Become familiar with the tools. We will be using the Xilinx Foundation Series as the tool for digital system design in this class. We will start with some simple basics on how to open an archived Xilinx project, go through the design flow, and run a couple of simple simulations and make some measurements with the scope.

What You Are Given

You will download and open a Xilinx Foundation project archive that contains a starting schematic and simulation script template. Until the project is posted, you can refer to this schematic. In the schematic you will see a data register (DATA_REG) controlled by the button BTN1. The DATA_REG register controls the transfer of data from the seven switches SW0-SW7 to the multiplexer SEGMUX. The multiplexer drives both the anodes and cathodes of the four 7-segment LED displays found on the board. The project archive also contains a skeleton simulation script called lab1test.cmd that you will need to modify for your purposes. You can edit this file when you go to simulation mode in the Xilinx tools.

Your Job

Open the Xilinx project LAB1.ZIP and make a tour through the whole design process. Understand what the system does.

Identify the fundamental schematic building blocks in Xilinx (primitive elements like gates and buffers, logicBlox generated elements like the data registers [see tools-->logicBlox], and verilog modules).

Plug the board into the computer and download the bit pattern onto the board. (ATTENTION: YOU NEED TO HAVE YOUR WRISTWRAPS ON WHILE MANIPULATING THE BOARD.)

Test the functionality of the device.

Currently the project does not use all the eight switches. Change the project so that it uses all of them. To do this, you will have to check out the pin mapping by browsing to http://www.digilent.cc and you will need to edit the “UCF” constraint file.

After generating the design, check the estimate delay from clock to the A3 and A4 outputs. You find this information by consulting the “Implementation Report Files” in the “Reports” tab in Project Manager.

Use the scope to measure these delays and compare them with Xilinx’ estimates. The best way to get this measurement is to set the scope up for rising edge trigger on the output.

Run a simulation of the board using the LAB1.CMD script file. Understand the meaning of the script commands and the graphics obtained.

Change the script so that you change the data displayed from A5 to FF after 500 clock cycles.

Turn in

• An informal description of what the circuit does (specifically, what is going on in the SEGMUX and LED7SEG modules.
• A description of the changes needed for the circuit to use all eight switches.
• The modified LAB1.CMD file as specified above.
• You must demo your scope measurement for Larry our Andrei. Demos can be done at the beginning of lab next week.

Tool guide

The Foundation tool suite is an industrial strength tool for digital system design and prototyping. It includes design entry (schematic and HDL) simulation, and automated synthesis algorithms to implement your design on FPGAs. The results of simulation are available as simulation waveforms in a graphics window. 
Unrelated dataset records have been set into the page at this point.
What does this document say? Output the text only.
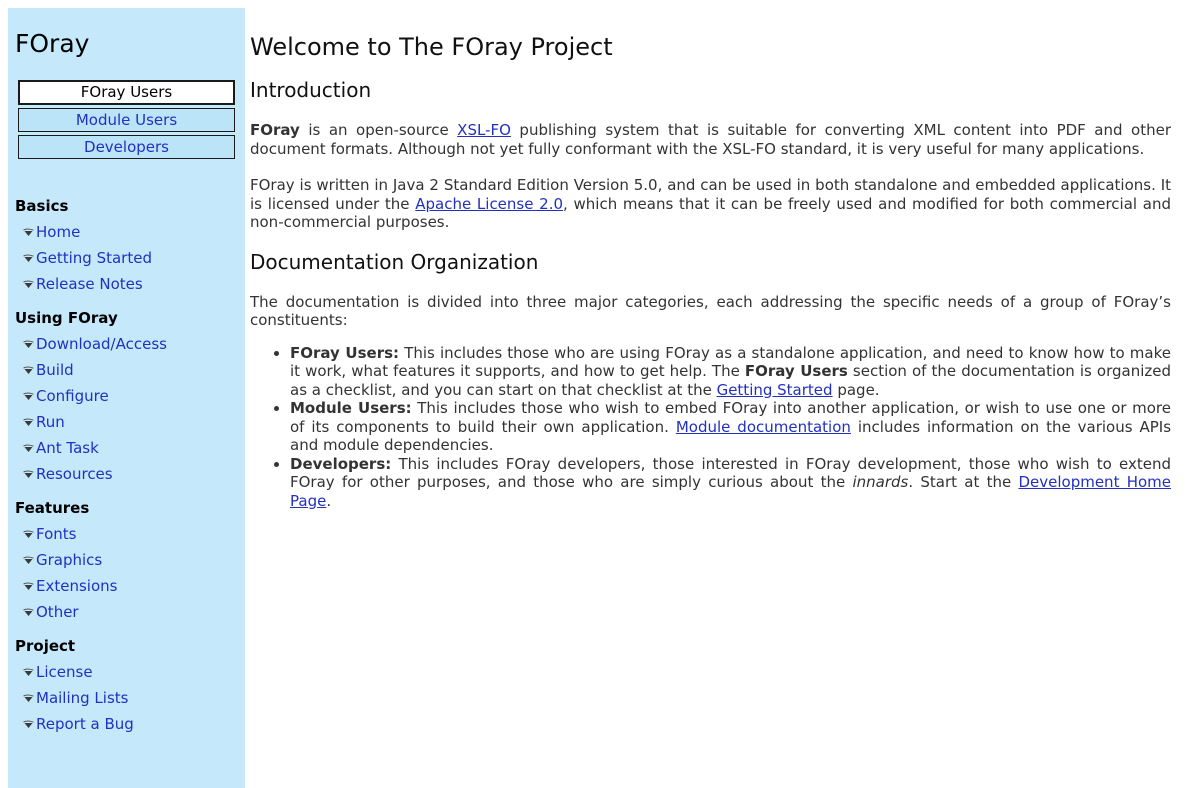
FOray
FOray Users
Module Users
Developers
Basics
Home
Getting Started
Release Notes
Using FOray
Download/Access
Build
Configure
Run
Ant Task
Resources
Features
Fonts
Graphics
Extensions
Other
Project
License
Mailing Lists
Report a Bug
Welcome to The FOray Project
Introduction

FOray is an open-source XSL-FO publishing system that is suitable for converting XML content into PDF and other document formats. Although not yet fully conformant with the XSL-FO standard, it is very useful for many applications.

FOray is written in Java 2 Standard Edition Version 5.0, and can be used in both standalone and embedded applications. It is licensed under the Apache License 2.0, which means that it can be freely used and modified for both commercial and non-commercial purposes.

Documentation Organization

The documentation is divided into three major categories, each addressing the specific needs of a group of FOray’s constituents:

• FOray Users: This includes those who are using FOray as a standalone application, and need to know how to make it work, what features it supports, and how to get help. The FOray Users section of the documentation is organized as a checklist, and you can start on that checklist at the Getting Started page.
• Module Users: This includes those who wish to embed FOray into another application, or wish to use one or more of its components to build their own application. Module documentation includes information on the various APIs and module dependencies.
• Developers: This includes FOray developers, those interested in FOray development, those who wish to extend FOray for other purposes, and those who are simply curious about the innards. Start at the Development Home Page.
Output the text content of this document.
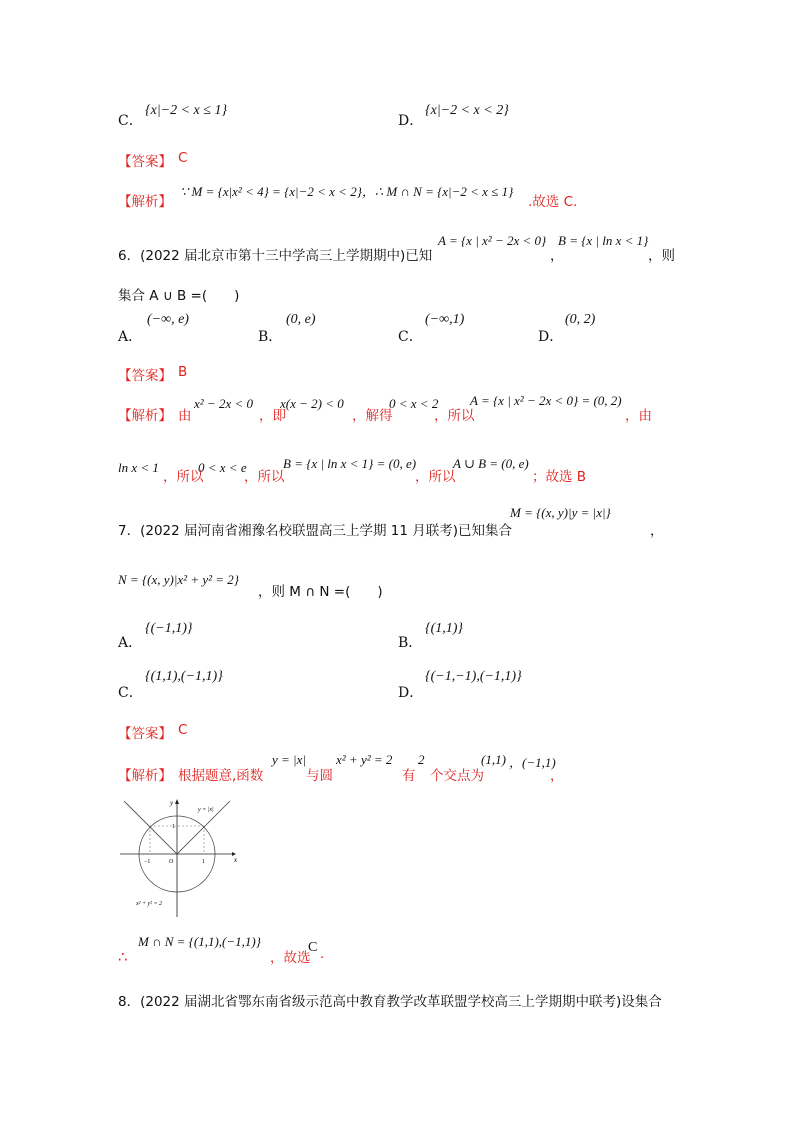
C．
{x|−2 < x ≤ 1}
D．
{x|−2 < x < 2}
【答案】 C
【解析】
∵ M = {x|x² < 4} = {x|−2 < x < 2}，∴ M ∩ N = {x|−2 < x ≤ 1}
.故选 C.
6．(2022 届北京市第十三中学高三上学期期中)已知
A = {x | x² − 2x < 0}
，
B = {x | ln x < 1}
，则
集合 A ∪ B =(　　)
A．
(−∞, e)
B．
(0, e)
C．
(−∞,1)
D．
(0, 2)
【答案】 B
【解析】 由
x² − 2x < 0
，即
x(x − 2) < 0
，解得
0 < x < 2
，所以
A = {x | x² − 2x < 0} = (0, 2)
，由
ln x < 1
，所以
0 < x < e
，所以
B = {x | ln x < 1} = (0, e)
，所以
A ∪ B = (0, e)
；故选 B
7．(2022 届河南省湘豫名校联盟高三上学期 11 月联考)已知集合
M = {(x, y)|y = |x|}
，
N = {(x, y)|x² + y² = 2}
，则 M ∩ N =(　　)
A．
{(−1,1)}
B．
{(1,1)}
C．
{(1,1),(−1,1)}
D．
{(−1,−1),(−1,1)}
【答案】 C
【解析】 根据题意,函数
y = |x|
与圆
x² + y² = 2
有
2
个交点为
(1,1) ，(−1,1)
，
x
y
y = |x|
x² + y² = 2
−1	1
1
O
∴
M ∩ N = {(1,1),(−1,1)}
，故选
C .
8．(2022 届湖北省鄂东南省级示范高中教育教学改革联盟学校高三上学期期中联考)设集合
In addition to this brief lab guide, there is also an on-line documentation and tutorial available under Xilinx Foundation in the start menu.

Start the Xilinx Foundation Tools from the start menu

Under the file menu choose "Restore Project" to restore the starting design from the lab1 archive, restore this design to a location on the desktop, Archive your own file server when you log off.  ALWAYS use Archive and Restore to move the design around. Never copy the working directory. In general, don’t fight the tools; they’ll wrestle you down. Go with the flow, do what they want, and they’ll stay friendly.

Schematic Based Design

To get started with schematics, select the Schematic Editor from the project manager to get a blank sheet for entering your design. You do not need to modify the design for this lab, but you will in the future so you might want to play around.

When entering your design observe the following rules (this has already been done for you for this project).

All input pins have to go through an IPAD then an IBUF.

All output pins have to go through an OPAD then an OBUF.

For system clock signal, use a BUFG instead of a IBUF.

These could be found in the Symbols Tool Box.

Verifying your Design

Simulate your design using the Logic Simulator. Select Functional Simulation from your project manager. Select Tools->Script Editor and choose "empty script" to edit your simulation script (LAB1.CMD file).  To start simulation, select File->Run Script File and choose a .cmd file. See here for an example simulation script that that you can start with (lab1test.cmd)

You will notice from the waveform that everything happens right at the clock edge. No delays are incorporated into the simulation. Signal delays could be simulated after implementation of design by using the Timing Simulation. (The Timing Simulation uses the same test script as the Functional Simulation.) Not necessary in Lab 1.

Here are some simulator hints:

·           File/Run Script runs the script and updates the waveform display

·           Tools/Edit Script lets you edit the script.

·           If you change your schematic, close the simulator and start it again (there is probably an easier way to reload, let us know if you figure it out).

 

Testing your design

               Connect the digilab board to the PC via the parallel cable. From the XILINX design manager, choose tools->device programming->hardware debugger. Set up the hardware debugger to use the parallel cable then download the bit file.  When the device is programmed you should be able to flip switches, press buttons and see the display change appropriately.